# Off Topic > Suggestions for Improvement >  >  Can't see page 2 of thread

## Tony Valko

I just posted a reply to this thread:

http://www.excelforum.com/showthread.php?t=1169821

It says there are 2 pages in the thread but I can only get to the first.

If I click on the page 2 icon it simply takes me to the top of page 1.

WTF

Why do we keep coming here?

----------


## Logit

Tony:

Different result here, but I DO feel your pain.

----------


## Richard Buttrey

Hi Tony,

I don't see that behaviour. 
Does it make any difference if you change your settings to see 20 posts per page i.e. there's no need for a 2nd page or do you still not see all the posts?

I originally had 40 but changed it to 10 so that I could get the '2 pages' option and clicking 2 took me to the 2nd page.

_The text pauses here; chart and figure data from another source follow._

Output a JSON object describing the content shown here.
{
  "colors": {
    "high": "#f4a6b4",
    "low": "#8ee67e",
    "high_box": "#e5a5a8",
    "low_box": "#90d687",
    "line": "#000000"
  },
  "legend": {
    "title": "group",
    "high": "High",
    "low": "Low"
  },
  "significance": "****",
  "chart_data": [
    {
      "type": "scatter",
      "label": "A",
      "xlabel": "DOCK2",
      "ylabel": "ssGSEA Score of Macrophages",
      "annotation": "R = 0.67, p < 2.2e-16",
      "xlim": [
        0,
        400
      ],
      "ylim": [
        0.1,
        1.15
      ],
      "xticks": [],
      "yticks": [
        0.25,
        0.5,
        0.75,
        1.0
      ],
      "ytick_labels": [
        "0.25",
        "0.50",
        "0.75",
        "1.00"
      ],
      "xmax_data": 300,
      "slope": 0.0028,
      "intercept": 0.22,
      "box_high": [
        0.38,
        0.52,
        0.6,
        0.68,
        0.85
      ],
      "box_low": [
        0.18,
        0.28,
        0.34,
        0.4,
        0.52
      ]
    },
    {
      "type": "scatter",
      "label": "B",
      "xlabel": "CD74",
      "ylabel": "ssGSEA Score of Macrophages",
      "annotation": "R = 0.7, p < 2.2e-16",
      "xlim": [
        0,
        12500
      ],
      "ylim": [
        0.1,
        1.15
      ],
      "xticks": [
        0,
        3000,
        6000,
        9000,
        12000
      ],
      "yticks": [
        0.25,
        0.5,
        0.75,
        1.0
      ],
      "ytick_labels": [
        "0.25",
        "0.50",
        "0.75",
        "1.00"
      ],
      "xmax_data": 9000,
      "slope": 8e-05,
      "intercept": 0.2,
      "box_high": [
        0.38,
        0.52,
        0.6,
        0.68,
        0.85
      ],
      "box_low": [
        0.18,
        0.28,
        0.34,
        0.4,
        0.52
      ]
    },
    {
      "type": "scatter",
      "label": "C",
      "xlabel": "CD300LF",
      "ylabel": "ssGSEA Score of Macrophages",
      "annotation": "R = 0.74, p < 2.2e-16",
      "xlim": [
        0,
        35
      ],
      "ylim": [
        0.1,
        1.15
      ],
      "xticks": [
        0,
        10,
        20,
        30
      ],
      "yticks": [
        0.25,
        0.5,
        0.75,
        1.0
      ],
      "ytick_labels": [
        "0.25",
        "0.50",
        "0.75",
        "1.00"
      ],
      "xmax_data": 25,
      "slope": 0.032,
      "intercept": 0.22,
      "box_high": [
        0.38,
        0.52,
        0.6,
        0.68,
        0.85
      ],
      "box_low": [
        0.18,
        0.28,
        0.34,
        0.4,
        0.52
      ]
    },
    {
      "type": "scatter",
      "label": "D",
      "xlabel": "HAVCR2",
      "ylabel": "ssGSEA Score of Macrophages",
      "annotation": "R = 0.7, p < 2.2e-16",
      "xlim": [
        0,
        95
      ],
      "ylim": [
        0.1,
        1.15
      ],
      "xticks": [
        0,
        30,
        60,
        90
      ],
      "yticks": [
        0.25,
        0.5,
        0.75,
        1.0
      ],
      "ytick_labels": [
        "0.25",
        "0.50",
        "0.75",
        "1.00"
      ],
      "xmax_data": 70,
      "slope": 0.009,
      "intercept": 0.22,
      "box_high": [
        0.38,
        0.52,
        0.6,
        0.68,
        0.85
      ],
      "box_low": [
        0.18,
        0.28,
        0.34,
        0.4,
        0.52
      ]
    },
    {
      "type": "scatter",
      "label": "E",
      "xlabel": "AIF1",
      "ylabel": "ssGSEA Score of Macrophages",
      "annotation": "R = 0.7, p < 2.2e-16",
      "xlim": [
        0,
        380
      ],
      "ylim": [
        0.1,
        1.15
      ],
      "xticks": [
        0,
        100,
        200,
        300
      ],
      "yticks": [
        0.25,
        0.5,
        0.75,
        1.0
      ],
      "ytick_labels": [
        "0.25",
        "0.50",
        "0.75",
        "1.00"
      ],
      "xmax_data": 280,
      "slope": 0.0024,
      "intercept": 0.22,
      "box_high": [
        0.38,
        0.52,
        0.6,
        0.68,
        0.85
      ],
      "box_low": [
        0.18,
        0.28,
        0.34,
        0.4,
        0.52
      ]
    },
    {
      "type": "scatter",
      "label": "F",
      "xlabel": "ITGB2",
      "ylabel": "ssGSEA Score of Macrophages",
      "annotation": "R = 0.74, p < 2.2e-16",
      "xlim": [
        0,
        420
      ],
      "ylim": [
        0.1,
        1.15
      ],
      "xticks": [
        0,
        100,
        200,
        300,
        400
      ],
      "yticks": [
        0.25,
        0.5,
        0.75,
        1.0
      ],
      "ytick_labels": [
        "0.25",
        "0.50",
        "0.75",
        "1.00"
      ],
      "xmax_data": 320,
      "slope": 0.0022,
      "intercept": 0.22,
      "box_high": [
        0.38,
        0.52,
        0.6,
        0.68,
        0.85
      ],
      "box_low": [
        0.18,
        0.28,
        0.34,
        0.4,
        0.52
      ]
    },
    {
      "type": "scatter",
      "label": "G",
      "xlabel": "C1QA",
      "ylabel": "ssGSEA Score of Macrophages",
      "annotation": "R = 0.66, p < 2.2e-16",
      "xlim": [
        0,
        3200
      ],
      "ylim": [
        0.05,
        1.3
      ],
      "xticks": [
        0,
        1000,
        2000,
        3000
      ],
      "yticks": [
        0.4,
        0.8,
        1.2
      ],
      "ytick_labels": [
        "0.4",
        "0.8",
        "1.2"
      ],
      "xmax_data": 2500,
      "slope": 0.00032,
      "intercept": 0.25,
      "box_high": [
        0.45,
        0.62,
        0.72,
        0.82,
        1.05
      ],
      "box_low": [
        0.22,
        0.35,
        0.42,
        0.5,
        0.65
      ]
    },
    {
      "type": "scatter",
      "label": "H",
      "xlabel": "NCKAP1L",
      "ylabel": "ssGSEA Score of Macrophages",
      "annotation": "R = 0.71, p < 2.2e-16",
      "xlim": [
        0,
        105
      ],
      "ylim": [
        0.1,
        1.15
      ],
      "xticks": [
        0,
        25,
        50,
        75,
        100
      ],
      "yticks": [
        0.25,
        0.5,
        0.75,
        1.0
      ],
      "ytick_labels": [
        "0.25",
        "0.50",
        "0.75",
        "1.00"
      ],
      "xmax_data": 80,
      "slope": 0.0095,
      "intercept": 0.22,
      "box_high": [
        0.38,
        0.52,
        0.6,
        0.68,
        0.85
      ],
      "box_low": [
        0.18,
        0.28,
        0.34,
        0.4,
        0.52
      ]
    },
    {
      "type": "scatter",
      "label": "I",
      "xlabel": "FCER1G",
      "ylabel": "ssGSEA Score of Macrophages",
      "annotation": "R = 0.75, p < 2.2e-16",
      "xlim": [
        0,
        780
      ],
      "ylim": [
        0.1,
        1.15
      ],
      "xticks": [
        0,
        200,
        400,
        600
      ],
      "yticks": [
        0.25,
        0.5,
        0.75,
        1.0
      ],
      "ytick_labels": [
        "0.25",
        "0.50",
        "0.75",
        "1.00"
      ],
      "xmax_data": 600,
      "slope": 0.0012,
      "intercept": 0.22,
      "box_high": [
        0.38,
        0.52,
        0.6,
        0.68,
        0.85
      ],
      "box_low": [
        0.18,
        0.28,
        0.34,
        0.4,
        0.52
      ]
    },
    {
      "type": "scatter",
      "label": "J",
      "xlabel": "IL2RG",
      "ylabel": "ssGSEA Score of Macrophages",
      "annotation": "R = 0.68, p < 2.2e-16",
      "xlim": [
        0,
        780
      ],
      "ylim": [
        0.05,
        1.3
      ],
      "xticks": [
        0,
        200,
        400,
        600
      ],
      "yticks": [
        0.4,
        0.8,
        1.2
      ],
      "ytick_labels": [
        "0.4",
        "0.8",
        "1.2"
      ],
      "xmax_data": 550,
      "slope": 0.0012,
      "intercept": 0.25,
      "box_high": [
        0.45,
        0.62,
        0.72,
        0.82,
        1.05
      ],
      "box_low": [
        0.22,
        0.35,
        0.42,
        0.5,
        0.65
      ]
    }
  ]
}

Perhaps it's a browser issue. I'm using Chrome.

----------


## Pete_UK

H Tony,

There was a glitch some time ago that prevented some users from viewing a new page if there was only one post on it. I presume you have your settings to view 15 posts per page, so your Post #16 will be the first one on the next page. I have just added another post to that thread, so it might be visible to you now anyway, but I have my settings at 40 posts per page, so the bug rarely affects me.





> Why do we keep coming here?



I don't know - it must be something akin to love ...

Pete

----------


## Tony Valko

I had it set to "Use Forum Default" (whatever that is).

I changed it to "Show 40 Posts Per Page".

That has enabled me to see all the posts in the thread.

We'll see how well that works.

Thanks for everyone's input!  :Cool:

----------